Mersin Valiliği'nin 3 yaşındaki bir çocuğun sağlık durumuyla iligili gazetelere gönderdiği bilgi notu sonucunda, Mersin Şehir Hastanesi'nde beyin cerrahı, ortopedi ve travmatoloji uzman hekimlerinin olmadığı ortaya çıktı. Mersin Tabip Odası Başkanı Ful Uğurhan konuyla ilgili, “İnsana değil inşaata yatırım yapılan bir ülkede bu durumlarla karşılaşmak kaçınılmaz” dedi.

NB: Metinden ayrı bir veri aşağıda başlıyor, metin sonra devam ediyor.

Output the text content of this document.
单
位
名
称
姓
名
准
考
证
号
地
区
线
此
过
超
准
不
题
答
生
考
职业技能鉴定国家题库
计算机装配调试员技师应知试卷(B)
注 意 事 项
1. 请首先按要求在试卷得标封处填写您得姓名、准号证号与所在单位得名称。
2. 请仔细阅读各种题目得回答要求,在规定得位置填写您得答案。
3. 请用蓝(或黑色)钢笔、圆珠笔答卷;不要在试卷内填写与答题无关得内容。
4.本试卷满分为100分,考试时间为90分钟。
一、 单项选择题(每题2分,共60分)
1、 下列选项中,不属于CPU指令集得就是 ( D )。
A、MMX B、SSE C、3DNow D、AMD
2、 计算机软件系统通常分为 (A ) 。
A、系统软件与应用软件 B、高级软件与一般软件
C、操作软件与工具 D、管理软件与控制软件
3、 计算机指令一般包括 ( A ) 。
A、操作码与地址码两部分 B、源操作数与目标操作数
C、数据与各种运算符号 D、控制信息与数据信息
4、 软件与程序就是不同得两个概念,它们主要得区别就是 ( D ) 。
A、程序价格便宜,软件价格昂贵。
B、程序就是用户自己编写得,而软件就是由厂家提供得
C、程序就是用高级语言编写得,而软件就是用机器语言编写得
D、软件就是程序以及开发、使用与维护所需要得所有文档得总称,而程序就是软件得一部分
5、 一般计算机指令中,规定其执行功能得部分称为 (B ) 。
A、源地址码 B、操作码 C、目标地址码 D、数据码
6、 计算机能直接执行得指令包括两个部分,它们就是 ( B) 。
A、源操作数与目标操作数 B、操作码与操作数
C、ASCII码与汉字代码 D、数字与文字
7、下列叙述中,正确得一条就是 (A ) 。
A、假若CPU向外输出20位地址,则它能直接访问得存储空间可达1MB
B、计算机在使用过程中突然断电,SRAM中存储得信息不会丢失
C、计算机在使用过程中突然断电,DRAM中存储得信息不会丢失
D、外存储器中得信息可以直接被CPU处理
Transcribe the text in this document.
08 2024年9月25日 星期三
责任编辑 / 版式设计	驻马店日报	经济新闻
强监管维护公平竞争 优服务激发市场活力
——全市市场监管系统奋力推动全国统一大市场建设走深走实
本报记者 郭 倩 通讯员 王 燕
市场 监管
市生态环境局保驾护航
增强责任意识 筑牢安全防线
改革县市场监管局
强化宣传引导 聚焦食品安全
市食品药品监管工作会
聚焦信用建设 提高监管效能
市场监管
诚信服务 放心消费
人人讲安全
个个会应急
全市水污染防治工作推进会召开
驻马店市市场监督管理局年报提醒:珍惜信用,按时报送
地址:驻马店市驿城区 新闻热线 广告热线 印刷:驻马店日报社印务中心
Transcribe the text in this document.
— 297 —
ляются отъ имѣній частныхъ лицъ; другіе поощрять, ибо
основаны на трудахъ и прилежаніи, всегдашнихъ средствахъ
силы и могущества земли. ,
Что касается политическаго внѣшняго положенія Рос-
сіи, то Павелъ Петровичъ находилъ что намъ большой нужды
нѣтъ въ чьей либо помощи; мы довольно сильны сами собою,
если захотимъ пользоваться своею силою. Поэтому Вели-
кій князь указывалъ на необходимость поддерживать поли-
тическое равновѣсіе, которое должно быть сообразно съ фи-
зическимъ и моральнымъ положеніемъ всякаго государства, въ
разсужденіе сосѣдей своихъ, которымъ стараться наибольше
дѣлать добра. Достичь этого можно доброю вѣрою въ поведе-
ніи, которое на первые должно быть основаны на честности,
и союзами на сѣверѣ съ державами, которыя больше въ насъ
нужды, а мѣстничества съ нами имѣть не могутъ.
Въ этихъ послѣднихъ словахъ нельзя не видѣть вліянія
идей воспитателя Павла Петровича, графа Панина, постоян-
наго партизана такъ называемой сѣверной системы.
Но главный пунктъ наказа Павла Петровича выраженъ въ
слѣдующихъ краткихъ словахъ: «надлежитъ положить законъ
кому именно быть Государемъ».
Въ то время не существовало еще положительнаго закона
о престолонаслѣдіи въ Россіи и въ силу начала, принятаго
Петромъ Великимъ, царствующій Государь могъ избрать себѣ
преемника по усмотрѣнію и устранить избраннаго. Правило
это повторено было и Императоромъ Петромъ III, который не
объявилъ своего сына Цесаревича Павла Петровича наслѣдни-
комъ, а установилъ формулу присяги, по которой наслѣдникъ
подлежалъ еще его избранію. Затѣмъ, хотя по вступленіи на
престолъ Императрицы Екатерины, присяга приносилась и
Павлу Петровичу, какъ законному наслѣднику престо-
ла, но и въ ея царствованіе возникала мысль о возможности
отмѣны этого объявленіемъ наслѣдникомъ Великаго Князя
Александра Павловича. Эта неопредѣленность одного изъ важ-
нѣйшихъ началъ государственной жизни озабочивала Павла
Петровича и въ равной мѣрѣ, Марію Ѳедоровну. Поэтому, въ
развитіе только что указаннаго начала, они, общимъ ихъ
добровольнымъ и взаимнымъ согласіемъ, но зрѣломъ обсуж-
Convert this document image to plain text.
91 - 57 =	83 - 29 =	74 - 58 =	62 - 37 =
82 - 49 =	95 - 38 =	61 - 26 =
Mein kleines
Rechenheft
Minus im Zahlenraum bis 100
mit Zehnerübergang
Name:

Mersin Valiliği’nin, 3 yaşındaki bir çocuğun sağlık süreciyle ilgili olarak gazetelere gönderdiği bilgi notu, geçen aylarda açılan Mersin Şehir Hastanesi’yle ilgili bir gerçeği de ortaya çıkardı. Valiliğin bilgi notuna göre Türkiye’nin en büyük hastanelerinden biri olan ve görkemli binasıyla dikkat çeken Mersin Şehir Hastanesi’nde beyin cerrahisi, ortopedi ve travmatoloji uzmanı hekimi yok. 3 yaşındaki çocuk bu nedenle başka hastaneye gönderilmiş.
Ameliyat olamamıştı
Mersin’de yaşayan Behiye ve Abdülselam A. çiftinin 3 yaşındaki çocukları A.E.A’nın omuriliğindeki tümör nedeniyle hayati tehlike yaşadığı, küçük çocuğun Mersin’deki hastanelerde ameliyat olanağı bulamayınca Kayseri’de özel bir hastanede ameliyat olacağı geçen haziran ayında Mersin basınında geniş yer bulmuştu. Mersin Valiliği, basında çıkan haberler üzerine, çocuğun ailesinin başvurduğu MEÜ Tıp Fakültesi Hastanesi’nden ve Mersin Şehir Hastanesi’nden bilgi istedi. Valiliğin basına gönderdiği bilgi notunda hükümetin sağlık alanındaki prestij projelerinden biri olarak gösterilen, otel konforunda hizmet vereceği söylenen Mersin Şehir Hastanesi ile ilgili doktor eksiği gerçeğini de ortaya çıkarmış oldu. Valiliğin bilgi notunda, hasta çocuk A.E.A’nın 10 gün kadar MEÜ Tıp Fakültesi Hastanesi’nde yattığı belirtildikten sonra, “Mersin Şehir Hastanesi’nde omurilik cerrahisi alanında tecrübeli beyin cerrahisi uzmanı, ortopedi ve travmatoloji uzmanı hekim mevcut olmadığından adı geçen şahsın tedavisinin Mersin Şehir Hastanesi’nde mümkün olmadığı anlaşılmıştır” denildi.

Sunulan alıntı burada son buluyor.